Lübnan’ın önde gelen Sünni alimlerinden Şeyh Mahir Hammud, Yemen’e düzenlenen saldırıları ve Yermük Mülteci Kampı’nda yaşananları değerlendirdi.
Şeyh Mahir Hammud’un 10 Nisan 2015 tarihli Cuma hutbesi şöyle:
“6 Nisan 1948… Şehid Abdülkadir El-Huseyni zafer kazandıktan ve Kudüs’ün büyük bir kısmını özgürleştirdikten sonra şehit edildi. Ancak ondan sonra kazandığı zafer yenilgiye dönüştü. 8 Nisan 1948… Deir Yasin katliamı… Katliam sonunda çok sayıda Filistinli göç etmiş ve dolayısıyla Yahudi yerleşimciliğine de yol açılmıştı. 9 Nisan 2003… Bağdat’ın Amerika’nın kontrolüne geçtiği gün… Ümmetin bir kısmının zelil bir şekilde bu durumu zafer olarak niteleyip Allah’ın gazabını hak ettiği gün… O gün tağutlar çoğalsın, en başta da Amerika gelsin diye bir tağut devrilmişti. 13 Nisan… Lübnan Savaşı’nın başladığı gün… Peki, bugünkü durum ne? Bugün hala birileri gaflet içerisinde Amerika’ya dayanmaya, yanlış yerlerde silahlarına davranarak hata üstüne hata yapmaya devam ediyorlar.
Bugün iki felaketle karşı karşıyayız: Yermük ve Yemen… Yermük konusunda bugün kimse çıkıp da asıl hatanın rejimin devrilmesi fikri ve direniş adına atılan adımların karşısında yer alınması olduğunu söyleyemiyor. Bugün en büyük sorun Amerika’nın zihinlere nakşettiği bu tehlikeli düşüncelerdir.

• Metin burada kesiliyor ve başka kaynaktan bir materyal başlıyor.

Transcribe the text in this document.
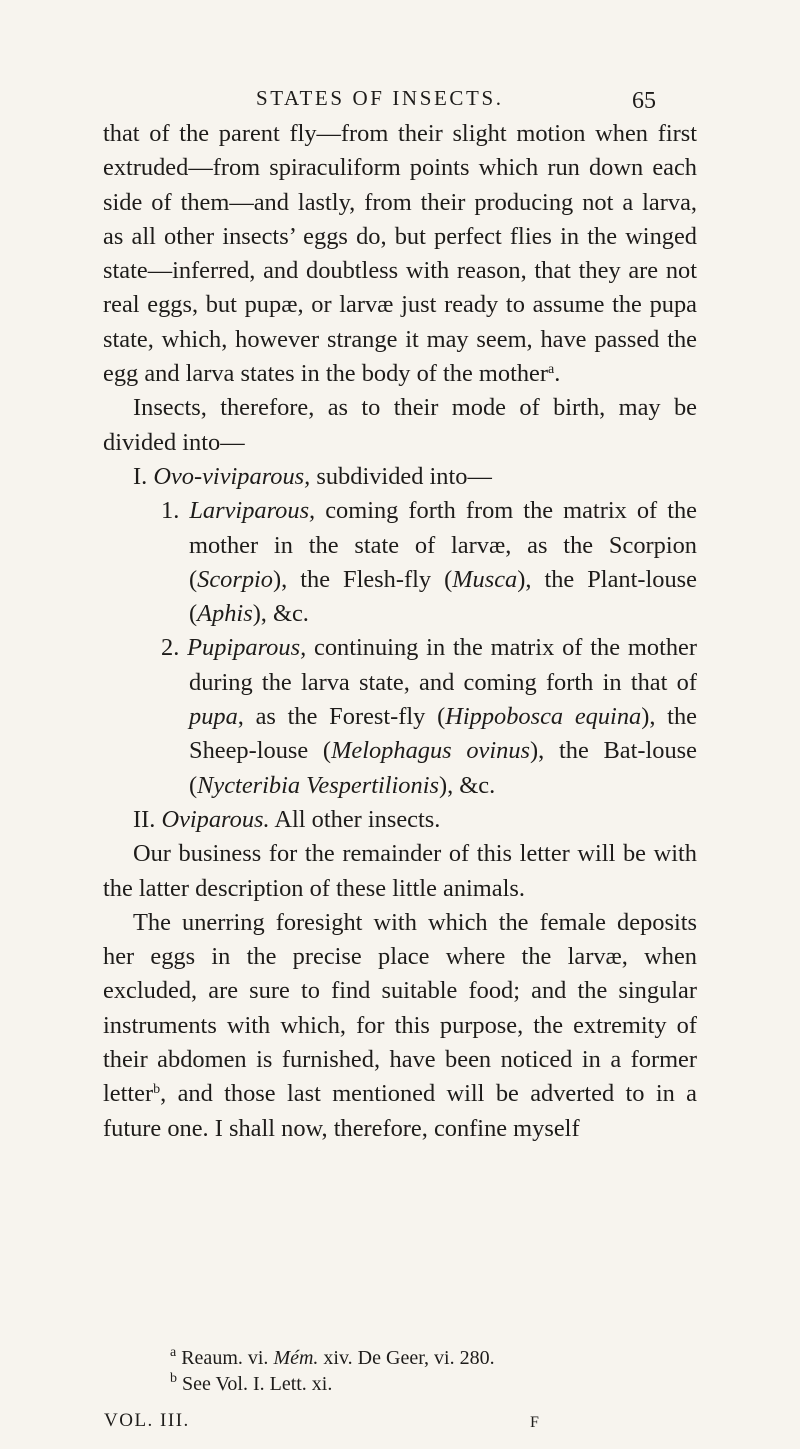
STATES OF INSECTS.	65

that of the parent fly—from their slight motion when first extruded—from spiraculiform points which run down each side of them—and lastly, from their producing not a larva, as all other insects’ eggs do, but perfect flies in the winged state—inferred, and doubtless with reason, that they are not real eggs, but pupæ, or larvæ just ready to assume the pupa state, which, however strange it may seem, have passed the egg and larva states in the body of the mother$^a$.

Insects, therefore, as to their mode of birth, may be divided into—

I. Ovo-viviparous, subdivided into—

1. Larviparous, coming forth from the matrix of the mother in the state of larvæ, as the Scorpion (Scorpio), the Flesh-fly (Musca), the Plant-louse (Aphis), &c.

2. Pupiparous, continuing in the matrix of the mother during the larva state, and coming forth in that of pupa, as the Forest-fly (Hippobosca equina), the Sheep-louse (Melophagus ovinus), the Bat-louse (Nycteribia Vespertilionis), &c.

II. Oviparous. All other insects.

Our business for the remainder of this letter will be with the latter description of these little animals.

The unerring foresight with which the female deposits her eggs in the precise place where the larvæ, when excluded, are sure to find suitable food; and the singular instruments with which, for this purpose, the extremity of their abdomen is furnished, have been noticed in a former letter$^b$, and those last mentioned will be adverted to in a future one. I shall now, therefore, confine myself

$^a$ Reaum. vi. Mém. xiv. De Geer, vi. 280.
$^b$ See Vol. I. Lett. xi.
VOL. III.	F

Ancak bugün biz Yemen’e yapılan müdahale hakkında konuşmak istiyoruz:
Hucurat Suresi’nde müminlerden iki grup arasında herhangi bir savaş patlak vermesi durumunda iki tarafın arasını düzeltmemiz emrediliyor: “Eğer müminlerden iki grup birbirleriyle savaşırlarsa aralarını düzeltin…” (Hucurat:9) Ayetin devamında eğer bir grup diğerine karşı saldırıyorsa, saldırana karşı savaşılması emrediliyor. Bugün Yemen ve Suud arasında bir savaş söz konusu… Aralarını düzeltmek için çok sayıda çağrı yapıldı. Ancak henüz bir sonuç elde edilemedi. Peki, bugün saldırganlık yapan taraf hangi taraf? Suud… Neden?

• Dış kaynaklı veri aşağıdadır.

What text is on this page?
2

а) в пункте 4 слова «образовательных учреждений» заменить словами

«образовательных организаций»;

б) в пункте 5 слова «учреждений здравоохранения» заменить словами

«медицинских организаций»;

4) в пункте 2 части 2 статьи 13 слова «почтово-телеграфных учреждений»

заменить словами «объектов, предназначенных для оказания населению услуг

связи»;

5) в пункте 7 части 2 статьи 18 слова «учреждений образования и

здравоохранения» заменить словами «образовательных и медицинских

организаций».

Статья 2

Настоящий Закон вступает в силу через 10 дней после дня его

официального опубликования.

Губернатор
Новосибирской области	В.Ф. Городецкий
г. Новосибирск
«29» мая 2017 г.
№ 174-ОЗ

Birincisi; Suud ordusu bizzat saldırıları başlatan taraf… Gerekçesi ise Suud’un güvenliğinin tehdidiydi. Ancak bu tehdidin varlığı hususunda herhangi bir hakikat ya da delille karşılaşamadık. Yalnızca sözde kaldı. Sorunlar iletişime geçerek ve arabulucular üzerinden de çözülebilirdi.
İkincisi; saldırılar yerleşim yerlerini ve toplu yaşam alanlarını hedef aldı. Olan bitenle hiçbir ilgisi olmayan siviller, çocuklar, kadınlar saldırılar sonucunda hayatlarını kaybettiler.

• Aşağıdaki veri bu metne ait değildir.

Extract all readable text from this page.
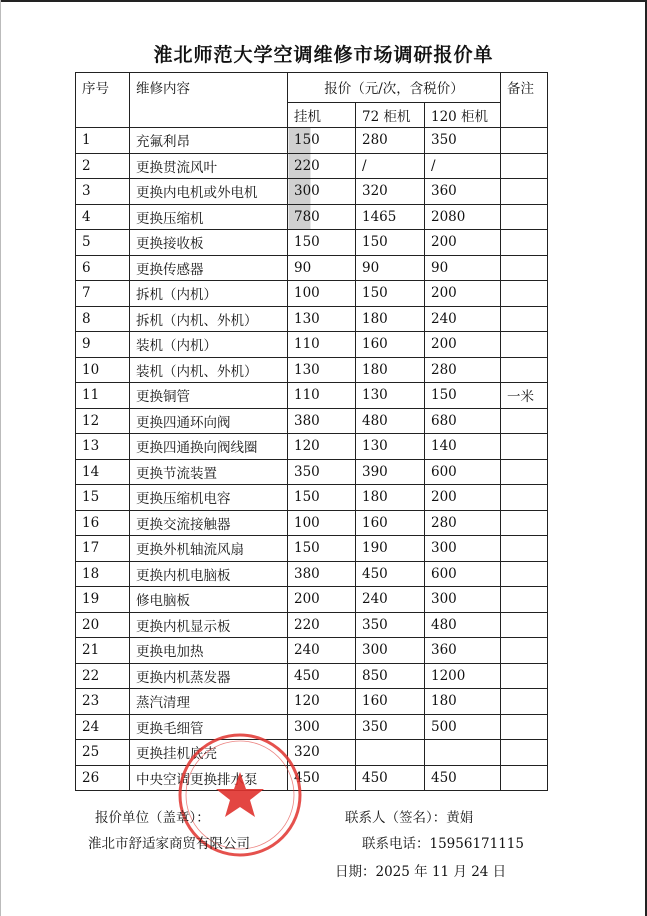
淮北师范大学空调维修市场调研报价单
序号	维修内容	报价（元/次，含税价）			备注
		挂机	72 柜机	120 柜机	
1	充氟利昂	150	280	350	
2	更换贯流风叶	220	/	/	
3	更换内电机或外电机	300	320	360	
4	更换压缩机	780	1465	2080	
5	更换接收板	150	150	200	
6	更换传感器	90	90	90	
7	拆机（内机）	100	150	200	
8	拆机（内机、外机）	130	180	240	
9	装机（内机）	110	160	200	
10	装机（内机、外机）	130	180	280	
11	更换铜管	110	130	150	一米
12	更换四通环向阀	380	480	680	
13	更换四通换向阀线圈	120	130	140	
14	更换节流装置	350	390	600	
15	更换压缩机电容	150	180	200	
16	更换交流接触器	100	160	280	
17	更换外机轴流风扇	150	190	300	
18	更换内机电脑板	380	450	600	
19	修电脑板	200	240	300	
20	更换内机显示板	220	350	480	
21	更换电加热	240	300	360	
22	更换内机蒸发器	450	850	1200	
23	蒸汽清理	120	160	180	
24	更换毛细管	300	350	500	
25	更换挂机底壳	320			
26	中央空调更换排水泵	450	450	450	
报价单位（盖章）：
淮北市舒适家商贸有限公司
联系人（签名）：黄娟
联系电话：15956171115
日期：2025 年 11 月 24 日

Üçüncüsü; Mansur Hadi’nin bu müdahaleyi talep ettiği söylendi. Mansur Hadi’nin meşruiyetinin ölçüsü nedir? Uzlaşı hükümetinin başına geçici olarak geçmişken ve sözlerini yerine getirmediği için bu görev ondan kalkmışken, üstelik Yemen halkı içerisinde çok küçük bir grup tarafından destek görürken hangi meşruiyetten söz edebiliyoruz?
Dördüncüsü; en önemlisi… Amerika utanmadan Suud’u uçaklarla, haritalarla ve lojistik yardımla desteklediğini ilan ediyor.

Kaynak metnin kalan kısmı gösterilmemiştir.